I'm bumping this in hopes that I can get more advice. Please

Specializes in Emergency & Trauma/Adult ICU.

I'm glad you brought this up, OP, and I'm going to give this some thought.

At this point I'm disillusioned with the peer review process as it can result, just to give one example, in a handful of comments about a coworker that run the gamut from "this person is the next Mother Theresa" to the opposite extreme, and where is the value of that, really ...?

Perhaps a system in which 2-4 peers were randomly chosen for each employee's performance review and asked to provide feedback based on a rating system, without the personal comments ... but with the vast bulk of the performance evaluation being completed by the manager with whom responsibility for the employee's performance rests. Maybe this would eliminate the pointless, embarassing paper documentations of people's petty personality conflicts.

Specializes in ICU/PCU/Infusion.

I hope you get some good suggestions. I don't like peer reviews. ;)

One place I worked at did peer review. We were instructed to give 3 reviews to people we worked our shift with and three people that followed us. The manager and assistant also did one.

There were specific questions about skills and behavior with a 1-5 rating, a three being average. If your rated someone less or more you had to give SPECIFIC reasons as to why you answered what you did. It was pretty fair being that 8 people reviewed you and had to answer for what they put down.

I think that this is important that if you say something, especially a negative mark, that you back it with an explanation. To me, it makes it more valid. This also goes for positive comments.

I'm a big proponent in, if you have a complaint about something, you shouldn't say it unless you can come up with, at least one way to change it for the better. Any suggestion. We can all complain about things but very few of us ever try to actually make a change.

I felt like I just rambled on. Sorry

It makes me wonder why the "Magnet" people are so pro peer review when in reality, we know it is rarely done honestly.

we do peer evals where i work and i am honest when i do their evals. I feel it isnt helping anyone by lying about how the person is doing one way or the other. If i have any constructive criticism i also make to make sure to bring up their positive aspects also. I also dont attack their character or personality just job performance. I feel that everyone has some positive aspects to them. The director doesnt show the person who said what on the evals either so it is anonymous and she expects everyone to list an area of improvement for the evals that you do. No one is perfect I know I have areas where I could improve and I am constantly working on that aspect. I dislike the peer evals big time also. I personally think that evals should completely be up to management to deal with but you gotta do what you gotta do.

Frez

Specializes in Gerontology.

We do peer reviews where I work, and I think the biggest problem is that the person being review picks who to review them. So of course, most people pick their best buddy who would never say anything bad about them. I picked someone that while I get along well with her, we do have our differences and I knew she would give me an honest review. How can I improve my poor areas if I don't know where they are? One nurse I know when she does a review just checks off everything as "satisfactory" because its the easiet way to do a review.

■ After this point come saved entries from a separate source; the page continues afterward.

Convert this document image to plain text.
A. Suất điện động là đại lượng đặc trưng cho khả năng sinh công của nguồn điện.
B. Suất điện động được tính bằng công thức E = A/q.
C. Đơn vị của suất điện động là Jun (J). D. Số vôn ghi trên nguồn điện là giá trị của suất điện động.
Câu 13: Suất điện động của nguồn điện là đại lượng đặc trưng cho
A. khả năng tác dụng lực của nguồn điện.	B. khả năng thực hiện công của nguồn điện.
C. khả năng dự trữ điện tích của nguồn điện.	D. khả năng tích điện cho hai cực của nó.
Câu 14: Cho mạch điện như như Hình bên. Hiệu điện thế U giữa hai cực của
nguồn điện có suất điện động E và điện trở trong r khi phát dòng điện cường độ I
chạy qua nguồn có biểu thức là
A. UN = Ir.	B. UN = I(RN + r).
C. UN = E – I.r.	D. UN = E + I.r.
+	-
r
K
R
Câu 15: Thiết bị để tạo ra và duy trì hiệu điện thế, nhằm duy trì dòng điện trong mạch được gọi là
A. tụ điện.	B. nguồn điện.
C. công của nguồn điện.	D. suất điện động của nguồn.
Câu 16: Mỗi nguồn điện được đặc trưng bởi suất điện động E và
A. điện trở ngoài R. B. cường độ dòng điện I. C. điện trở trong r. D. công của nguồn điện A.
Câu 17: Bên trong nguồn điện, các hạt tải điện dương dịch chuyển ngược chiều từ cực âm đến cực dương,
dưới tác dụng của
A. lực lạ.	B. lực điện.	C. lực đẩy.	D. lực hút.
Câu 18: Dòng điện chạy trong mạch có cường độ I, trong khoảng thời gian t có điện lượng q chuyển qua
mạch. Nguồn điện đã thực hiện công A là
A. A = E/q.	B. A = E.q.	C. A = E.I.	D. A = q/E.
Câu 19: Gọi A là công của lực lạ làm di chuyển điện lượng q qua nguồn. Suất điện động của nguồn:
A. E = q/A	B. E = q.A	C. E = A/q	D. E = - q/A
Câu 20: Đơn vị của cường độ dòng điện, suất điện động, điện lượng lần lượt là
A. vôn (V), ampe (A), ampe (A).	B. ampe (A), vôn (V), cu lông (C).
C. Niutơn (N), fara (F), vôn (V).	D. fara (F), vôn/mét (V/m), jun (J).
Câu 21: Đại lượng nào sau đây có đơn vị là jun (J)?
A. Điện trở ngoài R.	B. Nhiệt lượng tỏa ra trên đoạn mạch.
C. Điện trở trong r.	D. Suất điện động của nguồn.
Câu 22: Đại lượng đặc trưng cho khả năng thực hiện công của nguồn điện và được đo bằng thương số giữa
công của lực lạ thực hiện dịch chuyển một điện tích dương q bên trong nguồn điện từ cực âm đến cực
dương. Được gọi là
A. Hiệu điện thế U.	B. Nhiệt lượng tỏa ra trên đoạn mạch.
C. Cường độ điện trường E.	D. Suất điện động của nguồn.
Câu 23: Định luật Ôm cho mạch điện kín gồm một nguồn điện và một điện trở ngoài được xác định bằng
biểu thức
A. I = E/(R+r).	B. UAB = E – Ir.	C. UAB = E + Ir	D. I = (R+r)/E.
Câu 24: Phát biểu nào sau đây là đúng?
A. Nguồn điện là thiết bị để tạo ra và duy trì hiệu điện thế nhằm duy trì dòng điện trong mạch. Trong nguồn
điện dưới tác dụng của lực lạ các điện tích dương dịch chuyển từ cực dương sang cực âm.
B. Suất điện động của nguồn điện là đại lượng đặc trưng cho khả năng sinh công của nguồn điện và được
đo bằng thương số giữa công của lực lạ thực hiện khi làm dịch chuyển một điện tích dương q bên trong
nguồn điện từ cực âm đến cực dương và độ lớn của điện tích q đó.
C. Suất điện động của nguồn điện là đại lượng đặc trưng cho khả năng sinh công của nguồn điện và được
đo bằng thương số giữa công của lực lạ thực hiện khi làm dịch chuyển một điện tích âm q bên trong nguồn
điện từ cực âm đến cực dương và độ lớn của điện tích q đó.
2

I think peer reviews would work better is the manager came up to someone and said "Please do a review on Jane". And Jane doesn't know that you are the one reviewing.

I don't like Peer Reviews at all. For all the reasons mentioned.

I think the supervisor needs to do the annual eval.

steph

Maybe anonymous peer review would work better in a large group. I work in a group of 4-6 people. It is not so hard to figure out who is reviewing you.